LXD daemon became unresponsive while containers were still running during a server uptime of 15+ days.

Currently unsure what further troubleshooting steps to take next. LXD on this server contains firewall/router/dhcp functions along with a number of other production services which are down since the server reboot.

Exact failure date/time unknown because containers & services continued to function after the daemon/socket failure.

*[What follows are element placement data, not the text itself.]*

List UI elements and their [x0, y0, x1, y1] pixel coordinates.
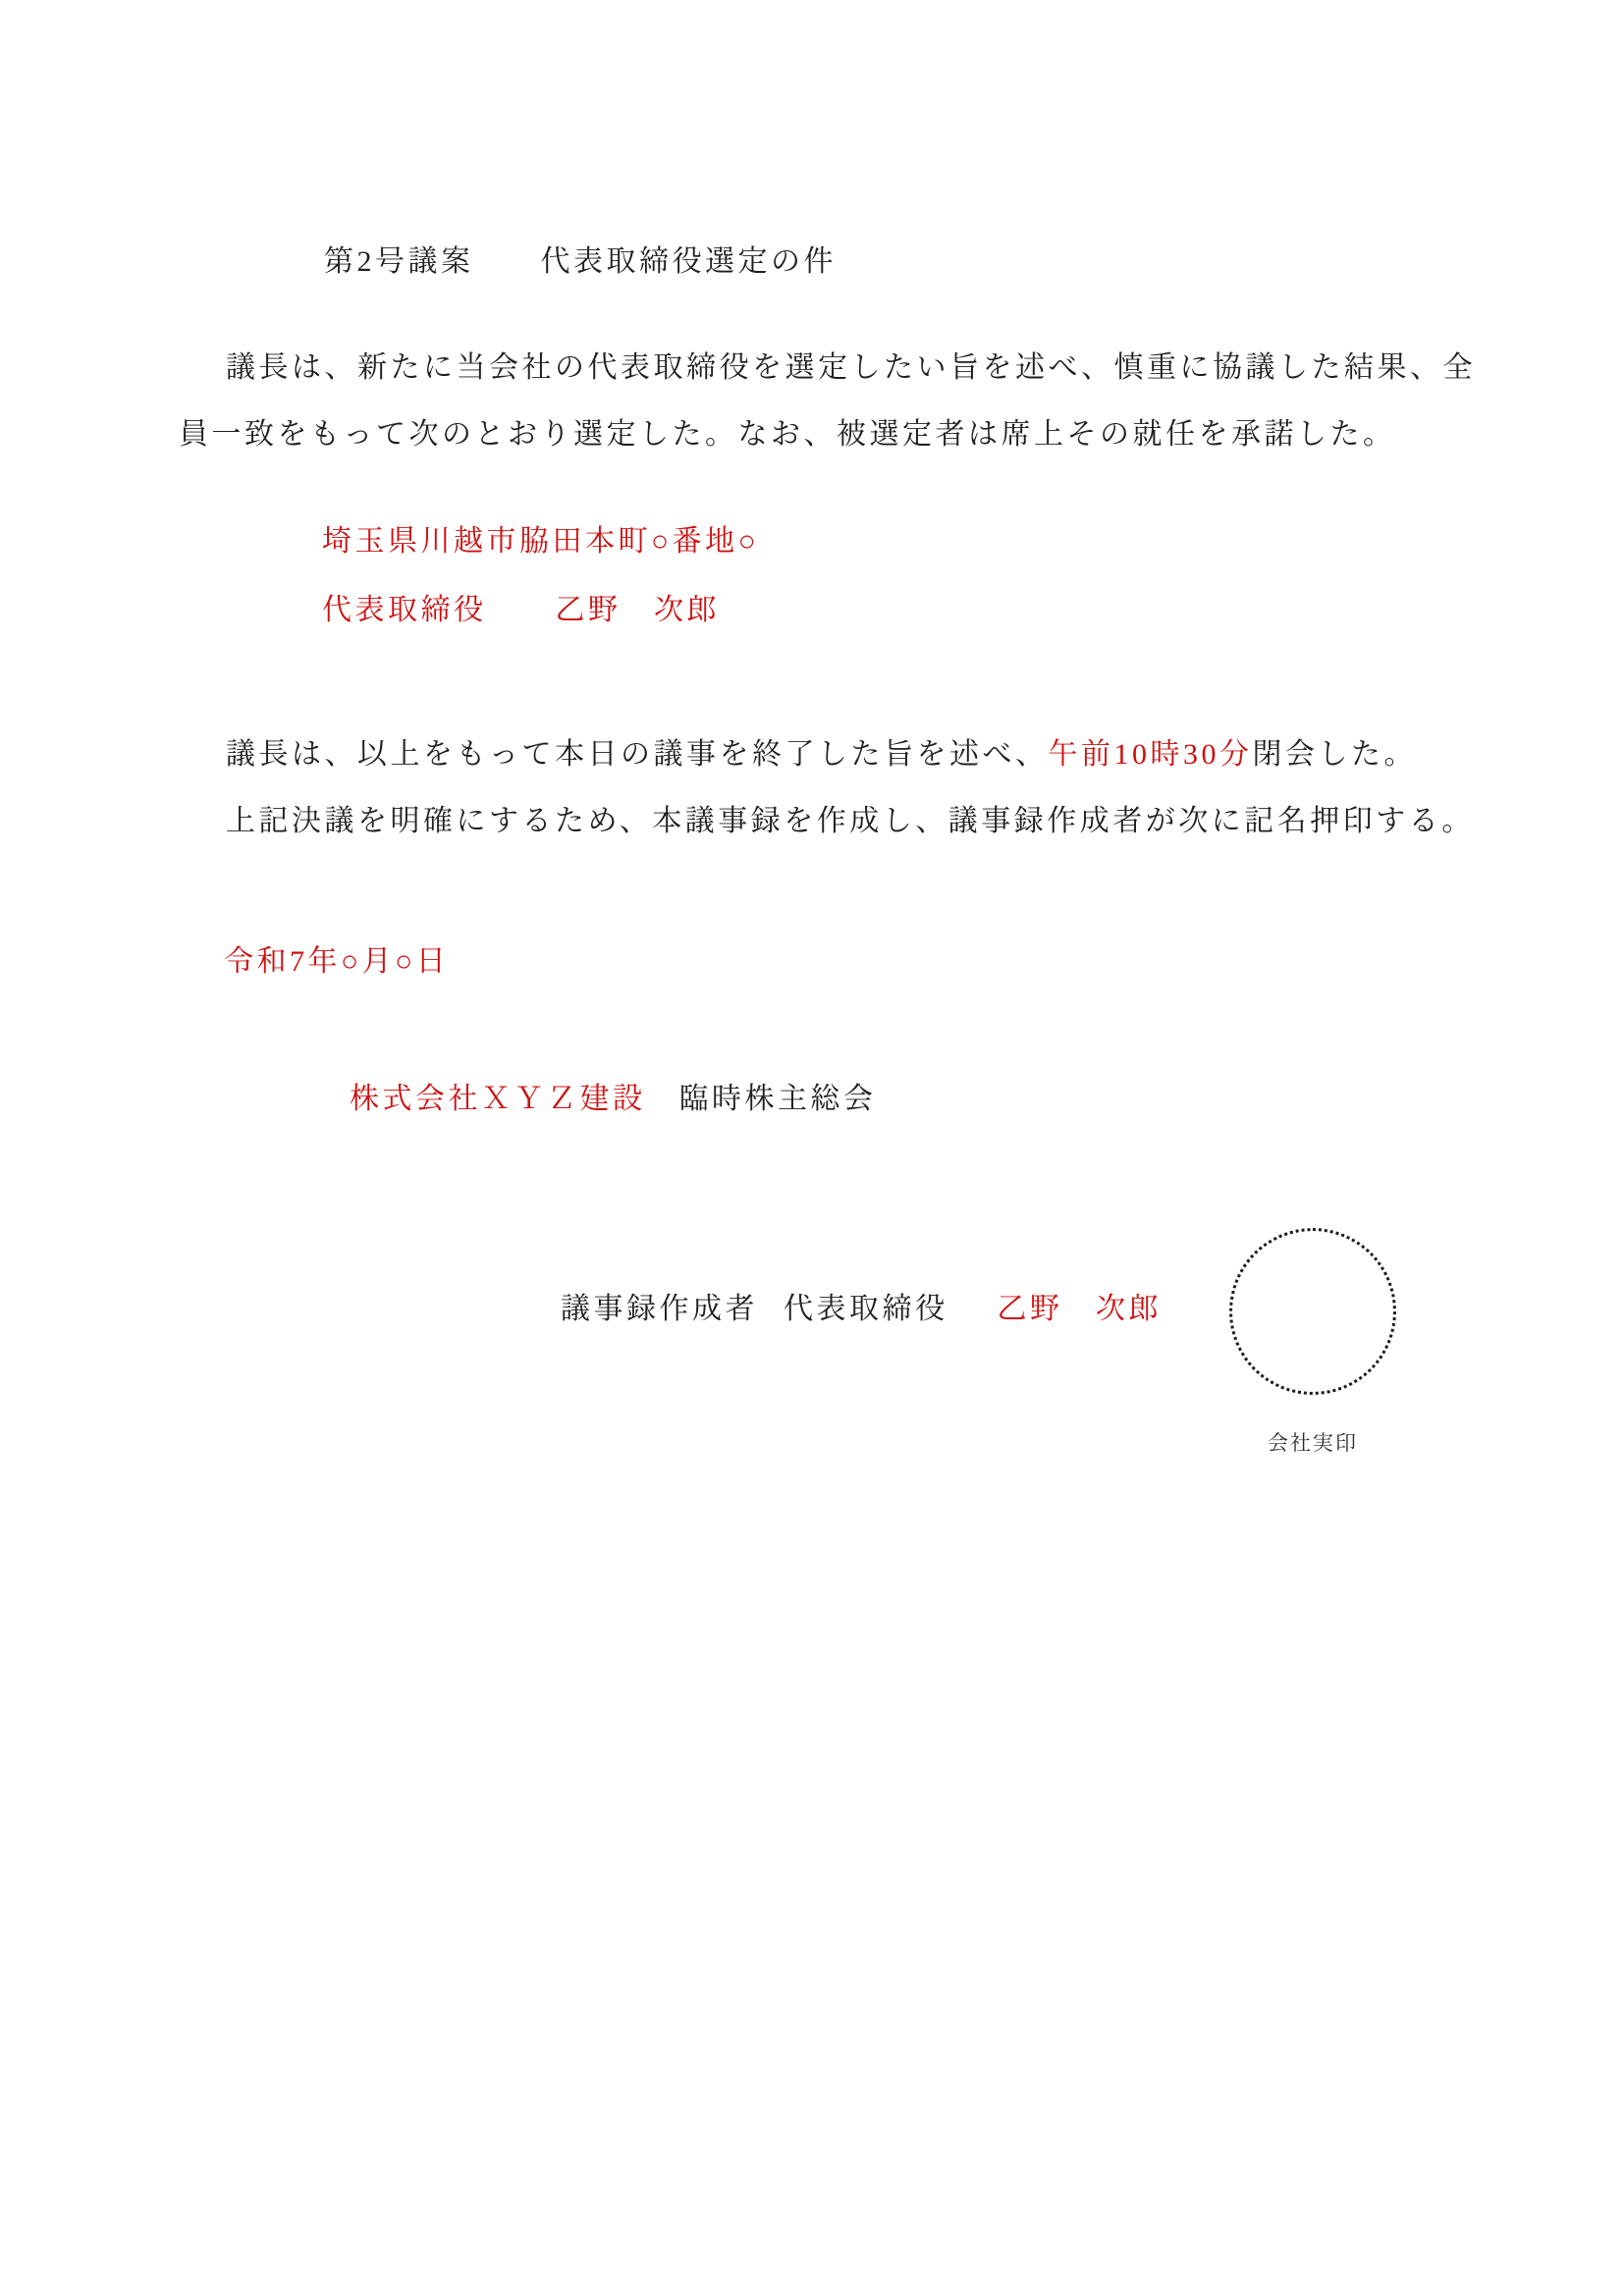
closing-statement-line: 議長は、以上をもって本日の議事を終了した旨を述べ、午前10時30分閉会した。	[226, 737, 1417, 773]
selected-person-title: 代表取締役	[322, 594, 487, 626]
selected-person-line: 代表取締役乙野 次郎	[322, 593, 720, 628]
signature-title: 代表取締役	[784, 1293, 948, 1325]
selected-person-name: 乙野 次郎	[556, 594, 721, 626]
meeting-title-line: 株式会社ＸＹＺ建設臨時株主総会	[350, 1082, 877, 1117]
company-seal-label: 会社実印	[1223, 1431, 1402, 1456]
selected-person-address: 埼玉県川越市脇田本町○番地○	[322, 524, 759, 560]
document-date: 令和7年○月○日	[224, 944, 449, 980]
closing-time: 午前10時30分	[1049, 738, 1253, 771]
agenda-subject: 代表取締役選定の件	[541, 245, 838, 278]
signature-role: 議事録作成者	[561, 1293, 758, 1325]
closing-before-time: 議長は、以上をもって本日の議事を終了した旨を述べ、	[226, 738, 1049, 771]
resolution-paragraph-line1: 議長は、新たに当会社の代表取締役を選定したい旨を述べ、慎重に協議した結果、全	[226, 350, 1476, 386]
company-name: 株式会社ＸＹＺ建設	[350, 1083, 646, 1115]
resolution-paragraph-line2: 員一致をもって次のとおり選定した。なお、被選定者は席上その就任を承諾した。	[179, 417, 1396, 453]
closing-after-time: 閉会した。	[1253, 738, 1418, 771]
agenda-heading: 第2号議案代表取締役選定の件	[324, 244, 837, 280]
meeting-session-name: 臨時株主総会	[679, 1083, 877, 1115]
signature-name: 乙野 次郎	[998, 1293, 1163, 1325]
minutes-document-page: 第2号議案代表取締役選定の件 議長は、新たに当会社の代表取締役を選定したい旨を述…	[0, 0, 1624, 2296]
agenda-number: 第2号議案	[324, 245, 474, 278]
company-seal-placeholder-circle	[1229, 1228, 1396, 1395]
signature-line: 議事録作成者代表取締役乙野 次郎	[561, 1292, 1162, 1327]
attestation-statement-line: 上記決議を明確にするため、本議事録を作成し、議事録作成者が次に記名押印する。	[226, 804, 1475, 839]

Logged in to handle an administration task within a container and found:
root@r910n01:~# lxc list
LXD socket not found; is LXD installed and running?

OS: Ubuntu 16.04

  • lxc --version
  • 3.0.0.beta6

root@r910n01:~# snap list --all core
Name Version Rev Developer Notes
core 16-2.31 4017 canonical core,disabled
core 16-2.31.1 4110 canonical core,disabled
core 16-2.31.2 4206 canonical core

Gist of troubleshooting to date

0 systemctl reload snap.lxd.daemon
1 systemctl status snap.lxd.daemon
2 journalctl -u snap.lxd.daemon
3 journalctl -xe
4 lxc list
5 cat /var/snap/lxd/common/lxd/logs/lxd.log
6 snap revert lxd
7 reboot

Logs and output here:

[EDIT: Additional info]
lxc_info_–debug ==
snap info lxd ==
.setup_mode file check ==
zpool check ==

This got resolved on IRC, for anyone with similar issues, the short version of the fix was:

  • systemctl stop snap.lxd.daemon
  • cp /var/snap/lxd/common/lxd/lxd.db.bak /var/snap/lxd/common/lxd/lxd.db.good
  • cp /var/snap/lxd/common/lxd/lxd.db.bak /var/snap/lxd/common/lxd/lxd.db
  • rm -rf /var/snap/lxd/common/lxd/raft
  • systemctl start snap.lxd.daemon

This effectively reverts the database to its last backup and then causes LXD to re-upgrade to the new database format (raft). This should only ever be needed if your system broke when upgrading to one of the first LXD betas.

Should those steps not restore all your containers for some reason, you should be able to lxd import whatever containers are missing.